Her work currently focuses on developing antisense-mediated exon skipping as a therapy for Duchenne muscular dystrophy. This involves work in cell and animal models to improve delivery and efficiency of exon skipping compounds, studies in muscle regeneration and pathology, the identification of biomarkers, studying the basics of pre-mRNA splicing and transcript processing and the generation of mouse models. In addition, in collaborative efforts she aims to develop the exon skipping approach as a therapeutic option for other rare diseases and to bridge the gap between different stakeholders (patients, academics, regulators and industry) involved in drug development for rare diseases.

She is President of the Oligonucleotide Therapeutics Society (2019-2021) and the TREAT-NMD executive committee (2013-2016 and 2019-now), vice-chair of COST Action CA17103 (Delivery of antisense RNA therapies) and member of the Core Committee of the TREAT-NMD Advisory Committee for Therapeutics (TACT). In 2013 she was elected a member of the junior section of the Dutch Royal Academy of Sciences (DJA), which consists of what are considered the top 50 scientists in the Netherlands under 45. In 2018, she was one of the founding members of Young Academy Leiden (YAL), the local Leiden counterpart of the DJA. She has been selected as most influential scientist in Duchenne muscular dystrophy in the past 10 years by Expertscape based on contributions to the understanding and treatment of Duchenne muscular dystrophy five times in a row (2015-now).
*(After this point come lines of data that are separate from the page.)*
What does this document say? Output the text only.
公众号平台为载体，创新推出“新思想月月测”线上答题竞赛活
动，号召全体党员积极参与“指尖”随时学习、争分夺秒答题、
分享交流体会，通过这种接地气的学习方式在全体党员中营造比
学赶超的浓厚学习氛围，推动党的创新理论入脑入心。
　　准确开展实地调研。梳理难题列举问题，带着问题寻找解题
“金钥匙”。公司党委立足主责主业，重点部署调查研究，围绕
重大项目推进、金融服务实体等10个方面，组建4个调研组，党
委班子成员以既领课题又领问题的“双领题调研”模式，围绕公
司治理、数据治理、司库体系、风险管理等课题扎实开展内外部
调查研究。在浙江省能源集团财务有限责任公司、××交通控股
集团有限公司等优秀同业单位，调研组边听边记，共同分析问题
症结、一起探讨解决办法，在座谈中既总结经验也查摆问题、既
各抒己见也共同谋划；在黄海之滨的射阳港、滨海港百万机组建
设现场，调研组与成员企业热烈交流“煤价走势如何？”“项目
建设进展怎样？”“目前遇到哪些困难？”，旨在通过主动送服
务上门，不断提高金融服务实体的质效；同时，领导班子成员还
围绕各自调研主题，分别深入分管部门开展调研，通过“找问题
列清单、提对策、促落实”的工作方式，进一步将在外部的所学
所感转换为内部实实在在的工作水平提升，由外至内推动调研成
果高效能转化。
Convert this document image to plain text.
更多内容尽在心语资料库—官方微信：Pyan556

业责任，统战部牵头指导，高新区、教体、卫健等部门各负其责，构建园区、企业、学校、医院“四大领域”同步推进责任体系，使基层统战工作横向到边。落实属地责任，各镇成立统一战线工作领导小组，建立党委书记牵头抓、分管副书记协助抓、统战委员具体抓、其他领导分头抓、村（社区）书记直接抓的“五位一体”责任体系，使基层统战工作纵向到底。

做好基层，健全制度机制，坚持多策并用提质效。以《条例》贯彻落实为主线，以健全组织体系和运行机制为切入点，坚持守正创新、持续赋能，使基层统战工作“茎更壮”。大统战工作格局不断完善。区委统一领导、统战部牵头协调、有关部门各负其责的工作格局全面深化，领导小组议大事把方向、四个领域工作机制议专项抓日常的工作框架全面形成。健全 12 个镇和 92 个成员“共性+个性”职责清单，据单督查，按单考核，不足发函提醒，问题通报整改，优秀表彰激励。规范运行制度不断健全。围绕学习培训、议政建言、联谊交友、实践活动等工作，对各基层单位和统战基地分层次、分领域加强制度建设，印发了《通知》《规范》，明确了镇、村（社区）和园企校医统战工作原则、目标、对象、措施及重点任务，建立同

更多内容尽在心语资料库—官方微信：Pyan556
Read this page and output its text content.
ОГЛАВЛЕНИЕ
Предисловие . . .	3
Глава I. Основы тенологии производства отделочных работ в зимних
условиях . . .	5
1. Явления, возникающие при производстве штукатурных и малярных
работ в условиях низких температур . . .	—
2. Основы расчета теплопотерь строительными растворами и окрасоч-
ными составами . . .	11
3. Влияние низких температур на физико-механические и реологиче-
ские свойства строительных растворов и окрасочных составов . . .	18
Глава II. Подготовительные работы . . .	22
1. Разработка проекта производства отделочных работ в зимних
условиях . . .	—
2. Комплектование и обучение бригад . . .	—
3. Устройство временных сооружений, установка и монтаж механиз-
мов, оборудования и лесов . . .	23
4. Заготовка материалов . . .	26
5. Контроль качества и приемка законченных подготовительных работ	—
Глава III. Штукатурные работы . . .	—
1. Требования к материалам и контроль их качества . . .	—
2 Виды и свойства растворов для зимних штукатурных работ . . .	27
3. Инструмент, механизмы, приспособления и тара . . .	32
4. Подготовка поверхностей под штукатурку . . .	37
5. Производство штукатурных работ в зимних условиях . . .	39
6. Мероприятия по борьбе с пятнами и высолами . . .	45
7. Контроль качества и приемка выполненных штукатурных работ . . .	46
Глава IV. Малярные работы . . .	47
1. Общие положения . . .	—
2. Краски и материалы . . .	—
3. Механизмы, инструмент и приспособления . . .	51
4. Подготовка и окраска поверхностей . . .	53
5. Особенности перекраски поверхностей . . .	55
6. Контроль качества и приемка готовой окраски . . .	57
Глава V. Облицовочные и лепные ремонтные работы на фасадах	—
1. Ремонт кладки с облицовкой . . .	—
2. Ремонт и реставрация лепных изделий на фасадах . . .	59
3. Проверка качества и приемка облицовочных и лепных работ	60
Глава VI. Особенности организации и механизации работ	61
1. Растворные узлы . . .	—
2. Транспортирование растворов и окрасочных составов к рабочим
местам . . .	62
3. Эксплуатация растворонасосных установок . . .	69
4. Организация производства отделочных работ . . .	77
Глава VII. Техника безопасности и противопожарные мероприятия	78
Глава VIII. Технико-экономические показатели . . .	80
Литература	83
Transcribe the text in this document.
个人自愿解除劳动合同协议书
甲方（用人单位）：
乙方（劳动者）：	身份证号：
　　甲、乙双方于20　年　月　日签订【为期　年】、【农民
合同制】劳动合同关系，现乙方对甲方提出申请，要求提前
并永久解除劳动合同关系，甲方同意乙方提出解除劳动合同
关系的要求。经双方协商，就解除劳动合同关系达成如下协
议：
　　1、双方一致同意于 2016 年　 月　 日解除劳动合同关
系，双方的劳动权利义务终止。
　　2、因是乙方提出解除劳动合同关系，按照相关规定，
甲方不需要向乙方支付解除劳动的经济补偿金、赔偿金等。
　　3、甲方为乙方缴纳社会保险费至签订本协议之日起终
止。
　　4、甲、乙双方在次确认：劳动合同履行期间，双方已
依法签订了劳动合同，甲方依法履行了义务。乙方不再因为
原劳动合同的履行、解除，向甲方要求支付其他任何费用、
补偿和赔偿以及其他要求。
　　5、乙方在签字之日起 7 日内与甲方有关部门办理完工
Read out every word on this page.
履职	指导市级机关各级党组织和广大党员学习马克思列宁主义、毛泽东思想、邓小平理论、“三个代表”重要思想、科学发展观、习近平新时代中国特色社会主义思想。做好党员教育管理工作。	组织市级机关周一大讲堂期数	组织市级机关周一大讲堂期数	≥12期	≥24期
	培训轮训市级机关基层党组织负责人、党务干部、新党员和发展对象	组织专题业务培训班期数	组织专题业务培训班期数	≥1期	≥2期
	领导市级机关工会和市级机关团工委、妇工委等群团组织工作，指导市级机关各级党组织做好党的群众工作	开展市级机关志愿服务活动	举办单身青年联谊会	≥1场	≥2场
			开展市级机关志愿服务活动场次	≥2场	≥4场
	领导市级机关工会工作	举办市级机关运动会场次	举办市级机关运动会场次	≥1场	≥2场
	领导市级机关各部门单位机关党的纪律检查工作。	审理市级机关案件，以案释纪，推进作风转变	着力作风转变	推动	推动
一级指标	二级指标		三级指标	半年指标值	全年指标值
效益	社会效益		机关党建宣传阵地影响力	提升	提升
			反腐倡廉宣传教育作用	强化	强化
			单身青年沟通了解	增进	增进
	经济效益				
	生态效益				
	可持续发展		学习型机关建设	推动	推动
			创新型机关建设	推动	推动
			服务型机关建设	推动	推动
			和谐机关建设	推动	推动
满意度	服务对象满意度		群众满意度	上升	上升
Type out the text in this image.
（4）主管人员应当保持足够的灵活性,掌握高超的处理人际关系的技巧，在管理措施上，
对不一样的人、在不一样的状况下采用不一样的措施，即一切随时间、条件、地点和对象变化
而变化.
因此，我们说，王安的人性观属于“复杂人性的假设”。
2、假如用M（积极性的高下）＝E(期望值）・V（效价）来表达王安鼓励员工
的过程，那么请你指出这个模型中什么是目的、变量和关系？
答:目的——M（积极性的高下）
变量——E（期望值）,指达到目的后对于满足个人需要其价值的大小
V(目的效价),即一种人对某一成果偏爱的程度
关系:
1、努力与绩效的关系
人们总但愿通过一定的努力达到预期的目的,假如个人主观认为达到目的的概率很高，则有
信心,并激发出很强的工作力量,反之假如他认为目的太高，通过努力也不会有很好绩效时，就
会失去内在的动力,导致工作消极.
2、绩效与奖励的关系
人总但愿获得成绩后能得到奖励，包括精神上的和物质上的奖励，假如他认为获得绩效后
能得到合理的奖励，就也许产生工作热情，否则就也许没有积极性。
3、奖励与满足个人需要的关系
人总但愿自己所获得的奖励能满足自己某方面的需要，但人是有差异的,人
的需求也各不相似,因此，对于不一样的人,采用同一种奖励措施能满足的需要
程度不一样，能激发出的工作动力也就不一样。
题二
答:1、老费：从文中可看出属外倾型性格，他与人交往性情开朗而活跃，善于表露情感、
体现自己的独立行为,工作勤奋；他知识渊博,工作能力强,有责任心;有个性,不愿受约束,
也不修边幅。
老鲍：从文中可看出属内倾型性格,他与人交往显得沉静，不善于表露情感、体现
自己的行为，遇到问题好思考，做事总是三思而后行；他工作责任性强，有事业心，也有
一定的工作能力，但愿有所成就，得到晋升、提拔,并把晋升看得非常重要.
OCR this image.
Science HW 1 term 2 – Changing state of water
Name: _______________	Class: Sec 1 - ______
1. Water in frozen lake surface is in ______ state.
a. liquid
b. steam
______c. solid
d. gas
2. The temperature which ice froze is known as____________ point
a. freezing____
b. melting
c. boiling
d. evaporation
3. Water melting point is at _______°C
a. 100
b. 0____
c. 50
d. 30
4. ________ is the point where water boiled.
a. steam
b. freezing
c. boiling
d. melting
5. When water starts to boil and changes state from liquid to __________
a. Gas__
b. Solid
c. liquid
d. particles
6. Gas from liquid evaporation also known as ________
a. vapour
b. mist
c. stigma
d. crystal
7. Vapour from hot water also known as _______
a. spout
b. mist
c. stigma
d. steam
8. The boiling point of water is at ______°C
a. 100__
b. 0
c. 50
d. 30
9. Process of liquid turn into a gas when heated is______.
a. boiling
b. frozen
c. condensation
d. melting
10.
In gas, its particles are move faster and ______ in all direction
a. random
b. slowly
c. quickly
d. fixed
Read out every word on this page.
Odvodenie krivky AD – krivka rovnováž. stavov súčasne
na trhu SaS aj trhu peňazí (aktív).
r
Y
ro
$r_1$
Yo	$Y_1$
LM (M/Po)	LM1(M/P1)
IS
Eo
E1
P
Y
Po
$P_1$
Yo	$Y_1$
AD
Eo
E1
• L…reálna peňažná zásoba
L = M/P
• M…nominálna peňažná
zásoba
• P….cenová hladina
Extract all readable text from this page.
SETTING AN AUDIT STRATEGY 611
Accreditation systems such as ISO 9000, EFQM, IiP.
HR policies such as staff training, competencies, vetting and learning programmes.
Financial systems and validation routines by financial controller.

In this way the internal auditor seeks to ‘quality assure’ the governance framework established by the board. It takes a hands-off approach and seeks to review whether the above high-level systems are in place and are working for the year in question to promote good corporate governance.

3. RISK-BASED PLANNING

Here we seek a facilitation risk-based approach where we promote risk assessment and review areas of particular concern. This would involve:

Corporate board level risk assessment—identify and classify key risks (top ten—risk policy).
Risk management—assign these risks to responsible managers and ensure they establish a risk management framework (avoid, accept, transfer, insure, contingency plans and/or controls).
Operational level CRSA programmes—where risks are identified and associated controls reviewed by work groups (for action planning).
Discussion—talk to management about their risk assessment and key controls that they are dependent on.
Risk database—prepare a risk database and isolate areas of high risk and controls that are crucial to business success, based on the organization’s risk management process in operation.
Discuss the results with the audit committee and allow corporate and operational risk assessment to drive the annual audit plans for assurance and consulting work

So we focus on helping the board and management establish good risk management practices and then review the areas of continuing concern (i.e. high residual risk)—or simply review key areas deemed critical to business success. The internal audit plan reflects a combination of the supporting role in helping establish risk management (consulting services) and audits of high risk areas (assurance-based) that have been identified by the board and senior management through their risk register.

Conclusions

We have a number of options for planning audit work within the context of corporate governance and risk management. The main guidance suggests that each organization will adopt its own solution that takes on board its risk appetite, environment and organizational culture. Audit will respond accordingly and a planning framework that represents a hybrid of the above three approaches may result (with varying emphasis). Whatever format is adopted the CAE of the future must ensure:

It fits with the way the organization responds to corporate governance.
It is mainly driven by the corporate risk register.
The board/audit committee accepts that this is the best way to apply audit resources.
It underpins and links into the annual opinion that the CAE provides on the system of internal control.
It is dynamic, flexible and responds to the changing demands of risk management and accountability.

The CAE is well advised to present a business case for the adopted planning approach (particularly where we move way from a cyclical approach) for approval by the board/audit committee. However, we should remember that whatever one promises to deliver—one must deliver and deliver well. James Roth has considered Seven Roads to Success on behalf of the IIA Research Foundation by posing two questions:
Thus far, she has published over 200 peer-reviewed papers and 11 book chapters, as well as 15 patents and has edited one book. She has given many invited lectures at meetings, symposia and workshops as well as patient/parent organizations meetings, where she is known for her ability to present science in a clear and understandable way. She has created and maintains multiple websites on therapeutic approaches for aimed at patients and parents. In 2011 she received the Duchenne Award from the Dutch Duchenne Parent Project in recognition of this work and her dedication to the Duchenne field. In 2020 she received the Black Pearl Science Award from Eurordis for her work in educating patients in the Duchenne field and other rare disease fields. She writes regular blogs for the LUMC.

She has successfully applied for numerous grant applications, including a prestigious VIDI award (€800,000) from the Dutch government in 2009. She is/was involved in multiple EU projects, e.g. TREAT-NMD (FP6), Bio-NMD (FP7), NeurOmics (FP7), BIND (Horizon2020) and COST Action CA17103. She was involved in organizing multiple seminal workshops and meetings, e.g. a stakeholder meeting on antisense-mediated exon skipping development for DMD involving academics, industry, regulators and patient representatives hosted by the European Medicine Agencies (April 2015) and a similar meeting for SMA (November 2016), a stakeholder meeting to discuss the implementation of oligonucleotide therapies for very small patient cohorts (April 2020), and training schools to educate young scientists in stakeholder communication (April 2015), translational medicine (annually since 2018) and oligonucleotide therapy development (Feb 2020).

She is a member of the Therapies Scientific Committee of the International Rare Disease Research Consortium (IRDiRC). She is co-editor in chief of Nucleic Acid Therapeutics, and serves on multiple editorial boards, e.g. Journal of Neuromuscular Diseases (associate editor), Molecular Therapy, Therapeutic Advances in Rare Disease and Cardiovascular Genetics and Genomics. She is a member of the TREAT-NMD project ethics counsel and of the TREAT-NMD Advisory Committee for Therapeutics (TACT) and the scientific advisory board of Genethon.